Agile · Change Management · Communication · Product management · Scrum

Mid-course correction – addressing an issue

I wrote yesterday about the problem we crashed into this sprint when we discovered that designs for one major feature we were building had failed to consider two important user personas, had worked off of an inadequately articulated user story, and had been conceptualized by one team while being built by a slightly different one.  Agile is great at helping us pivot when we need to mid-sprint; the methodology also provides helpful guidelines on how to avoid the very problems we tripped over.  As I mentioned at the end of yesterday’s post, there is an important way in which our Agile process went ‘right’ instead of ‘wrong’ because it allowed us to catch and focus on this issue before it got out for our clients to find.  So what are we doing now to address this problem?

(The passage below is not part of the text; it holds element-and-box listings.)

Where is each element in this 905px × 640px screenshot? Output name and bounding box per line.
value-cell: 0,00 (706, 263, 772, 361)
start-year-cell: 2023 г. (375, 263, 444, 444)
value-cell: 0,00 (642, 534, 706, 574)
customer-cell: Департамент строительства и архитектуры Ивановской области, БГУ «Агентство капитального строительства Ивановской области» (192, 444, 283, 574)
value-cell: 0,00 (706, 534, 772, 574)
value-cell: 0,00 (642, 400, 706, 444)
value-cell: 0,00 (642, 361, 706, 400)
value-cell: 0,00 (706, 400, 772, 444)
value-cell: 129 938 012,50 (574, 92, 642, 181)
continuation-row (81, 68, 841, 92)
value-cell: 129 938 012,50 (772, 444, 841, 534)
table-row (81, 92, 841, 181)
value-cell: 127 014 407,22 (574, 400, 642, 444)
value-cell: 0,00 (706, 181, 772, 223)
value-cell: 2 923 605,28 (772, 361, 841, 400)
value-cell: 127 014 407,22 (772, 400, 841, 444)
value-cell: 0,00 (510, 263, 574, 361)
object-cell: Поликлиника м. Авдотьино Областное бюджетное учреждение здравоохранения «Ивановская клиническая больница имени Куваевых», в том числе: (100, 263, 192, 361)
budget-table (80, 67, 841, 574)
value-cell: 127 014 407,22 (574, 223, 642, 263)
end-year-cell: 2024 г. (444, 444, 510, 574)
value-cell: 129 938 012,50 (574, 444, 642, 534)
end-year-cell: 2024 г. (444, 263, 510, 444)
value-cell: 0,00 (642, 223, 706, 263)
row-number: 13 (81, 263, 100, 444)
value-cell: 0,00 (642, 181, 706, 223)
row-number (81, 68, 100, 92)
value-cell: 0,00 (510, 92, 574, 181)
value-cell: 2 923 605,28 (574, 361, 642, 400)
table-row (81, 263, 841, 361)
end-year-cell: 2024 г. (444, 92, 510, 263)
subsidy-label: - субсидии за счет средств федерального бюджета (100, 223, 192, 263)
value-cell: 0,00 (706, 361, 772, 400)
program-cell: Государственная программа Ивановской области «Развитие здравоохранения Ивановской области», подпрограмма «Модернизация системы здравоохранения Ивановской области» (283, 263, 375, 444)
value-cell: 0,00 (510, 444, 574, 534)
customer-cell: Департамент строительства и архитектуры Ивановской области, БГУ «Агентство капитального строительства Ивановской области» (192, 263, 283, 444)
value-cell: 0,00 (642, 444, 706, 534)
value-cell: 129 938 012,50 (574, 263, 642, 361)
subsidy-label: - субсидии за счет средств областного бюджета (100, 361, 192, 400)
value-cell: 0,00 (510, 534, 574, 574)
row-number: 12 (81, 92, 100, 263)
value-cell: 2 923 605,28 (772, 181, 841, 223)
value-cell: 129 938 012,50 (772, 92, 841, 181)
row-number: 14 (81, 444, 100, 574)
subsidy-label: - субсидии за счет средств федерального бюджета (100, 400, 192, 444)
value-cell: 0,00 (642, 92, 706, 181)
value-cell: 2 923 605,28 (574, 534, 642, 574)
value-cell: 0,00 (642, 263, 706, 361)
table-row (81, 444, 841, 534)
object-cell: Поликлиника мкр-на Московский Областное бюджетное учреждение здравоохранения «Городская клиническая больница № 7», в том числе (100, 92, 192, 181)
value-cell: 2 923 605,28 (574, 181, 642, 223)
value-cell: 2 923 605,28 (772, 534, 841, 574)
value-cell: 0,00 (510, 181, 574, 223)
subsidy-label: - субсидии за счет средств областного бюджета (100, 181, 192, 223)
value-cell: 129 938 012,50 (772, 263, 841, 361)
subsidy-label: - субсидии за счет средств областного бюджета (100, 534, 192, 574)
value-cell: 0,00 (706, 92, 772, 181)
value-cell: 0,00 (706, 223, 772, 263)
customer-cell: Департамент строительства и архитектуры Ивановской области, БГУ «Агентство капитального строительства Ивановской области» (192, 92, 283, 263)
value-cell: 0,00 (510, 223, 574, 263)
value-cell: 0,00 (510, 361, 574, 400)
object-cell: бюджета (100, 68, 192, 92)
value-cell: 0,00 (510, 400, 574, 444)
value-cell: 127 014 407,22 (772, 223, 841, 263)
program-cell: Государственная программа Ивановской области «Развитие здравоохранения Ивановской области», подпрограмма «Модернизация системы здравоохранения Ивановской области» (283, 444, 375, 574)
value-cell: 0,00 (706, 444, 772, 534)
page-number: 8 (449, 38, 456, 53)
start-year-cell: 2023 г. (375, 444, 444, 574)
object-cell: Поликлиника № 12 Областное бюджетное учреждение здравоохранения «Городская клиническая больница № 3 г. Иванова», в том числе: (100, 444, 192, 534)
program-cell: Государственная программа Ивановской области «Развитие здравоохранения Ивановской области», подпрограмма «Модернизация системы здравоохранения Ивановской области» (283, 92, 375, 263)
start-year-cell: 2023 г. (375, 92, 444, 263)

One thing we aren’t doing is continuing to build this feature along the path the team already started down.  Maybe that sounds obvious, but too often in waterfall software approaches, the development team simply builds what the business requirements document tells them to build (at least according to their own understanding of the requirements) even if they think that plan is flawed.  ‘I just built what you told me to build’ is a common response at the end of a traditional software project when the business user complains that the software feature isn’t ‘what I wanted.’  Fortunately that is not what we do with an Agile approach.  If we realize that something isn’t heading down the right path then we shift direction.

Instead of developing toward what we now realize was a flawed product conception, we are doing three things:

  1. We’ve pulled together the key stakeholders so that we can revisit our user personas and user stories around this feature.  I spent several hours over the past few days talking with subject matter experts, product owners from adjacent products, software architects, and our lead coder for this feature so that we can wrap our minds around the right approach to this more complex problem.  Together we’ve gone back to the key user personas that we missed last time to get more clarity around what they will need.  And I’ve talked to the product manager about the roadblock we’ve run into so that he can adjust the expectations of the sales and marketing team and the ultimate client users of this feature around both when it will be available and how this will impact timing on the next feature set we develop.
  2. We’ve focused on both the desired user experience and the underlying technical realities for this feature.  Developing something that works across all three key user personas will present more complexity than we originally anticipated, and we need to figure out how to accomplish our goals (both functionality and user experience) within the constraints of our technical resources.  This is easier to do when we follow the Agile principle that, “Business people and developers must work together daily throughout the project.”  Making sure all perspectives are considered is much more feasible when we are already in the Agile habit of working closely together throughout our sprints.
  3. We’ve tasked the team to work on other things from our prioritized backlog while we sort this out.  While several key folks on our team have been heavily focused for the past few days on reworking our proposed solution for this feature, we have been able to task other members of the team with working on some prioritized issues already on our sprint backlog.  Encountering an issue in one of our ‘swim lanes’ didn’t mean that all development ground to a halt; our team knows what the next set of important things is to work on and so development of identified high priority features can continue even while we work on clarifying how to approach the feature set that tripped us up.

This has all disrupted part of our sprint, but it also gives us the chance to improve the way we work together.  Using the same Agile principles that helped us catch this issue in mid-development, we have worked both to refine our conceptualization of this problem and to fix other important items that we planned to get to soon.  Even when things go wrong in Agile the methodology helps steer things in the right direction.  It has been a crazy couple of days working through this, but for me it helps confirm why we use an Agile approach in our software development.  And I think the feature we are building will be more effective than the one we first started on.  Of course, in truth it’s not that simple.